Research Program Boosts Student Retention Dramatically
When molecular genetics and microbiology professor Scott Stevens arrived at UT in 2002, he realized right away he had a problem.
The problem arrived in the form of eager junior and senior students—scads of them—knocking on Stevens’ office door, begging to work in his lab. He struggled to give them meaningful research experiences in only one or two years. “It takes a year just to train them in the basics: how to use the equipment, how not to blow up the lab,” Stevens says. “Then they would graduate without having had time to really do meaningful science.” So the professor began planning a way to get students involved in research earlier, in their freshman and sophomore years. He also wanted them to do real research right away, not just rote exercises from a book.
Almost a decade later, Stevens’ idea has snowballed into a powerful, wildly successful research and mentoring program: the Freshman Research Initiative (FRI), now directed by assistant dean for honors Sarah Simmons. Stevens, Simmons, and colleagues wanted to boost the number of students doing research, but they needed a new model to make that happen. In the traditional model, a science professor mentors just a few undergraduates in his or her lab. They don’t have time to take on more. But the FRI, thanks to a hefty grant, is able to hire PhD-level scientists who work full-time for the program, each supervising 30 students.
Now nearly 500 freshmen, 40 percent of whom are from underrepresented groups, join the program each year, and the payoffs are huge.
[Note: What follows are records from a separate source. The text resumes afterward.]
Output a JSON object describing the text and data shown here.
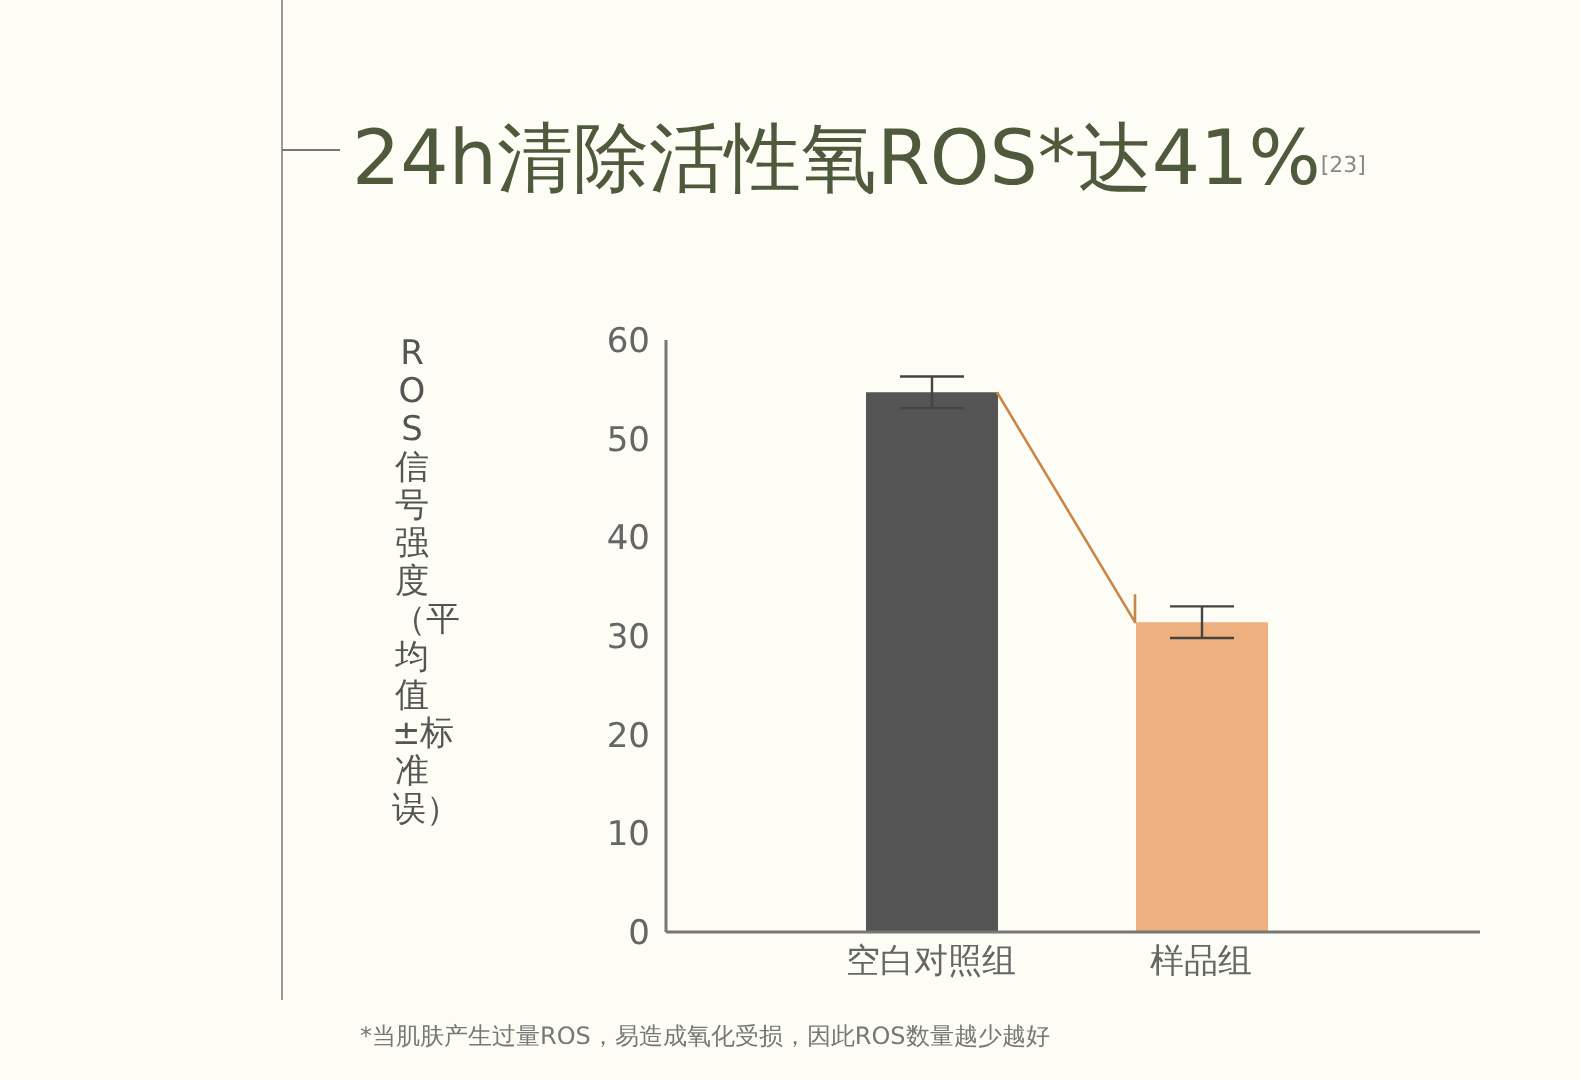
{
  "chart_data": {
    "type": "bar",
    "title": "24h清除活性氧ROS*达41%$^{[23]}$",
    "ylabel": "ROS信号强度（平均值±标准误）",
    "categories": [
      "空白对照组",
      "样品组"
    ],
    "values": [
      54.7,
      31.4
    ],
    "errors": [
      1.6,
      1.6
    ],
    "colors": [
      "#555555",
      "#eeb07f"
    ],
    "ylim": [
      0,
      60
    ],
    "yticks": [
      0,
      10,
      20,
      30,
      40,
      50,
      60
    ],
    "grid": false,
    "legend": false,
    "annotations": [
      "*当肌肤产生过量ROS，易造成氧化受损，因此ROS数量越少越好"
    ]
  }
}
Students who participate in the FRI are 30-35 percent more likely to graduate with a science degree and 23 percent more likely to go to graduate school. What’s more, the program is significantly boosting the number of Hispanic students majoring in science, and 94 students have become authors of publishable research papers. See the data below.
FRI students (as shown by the blue line below) are much less likely to drop out of the College of Natural Sciences than are other students (red line). 74.7 percent of FRI students are still majoring in science by their junior year, versus 55.3 percent of other students who first declared a science major.
Hispanic students—an underrepresented group within UT as a whole and especially within the College of Natural Sciences—are much less likely to drop out of science majors if they participate in the FRI. Here, the orange line shows that 68.9 percent of Hispanic FRI students (orange line) stick with a science major, while just 45 percent of all other Hispanic students (green line) do.
FRI students are 23 percent more likely to go to graduate school than their peers. This pie chart shows that 25 percent of FRI students enter PhD programs (orange slice) or MD/Phd or MPH programs (yellow slice).
FRI has made 94 students into scientific authors. 44 students have already published papers in scientific journals; many more are in the process of publishing their work.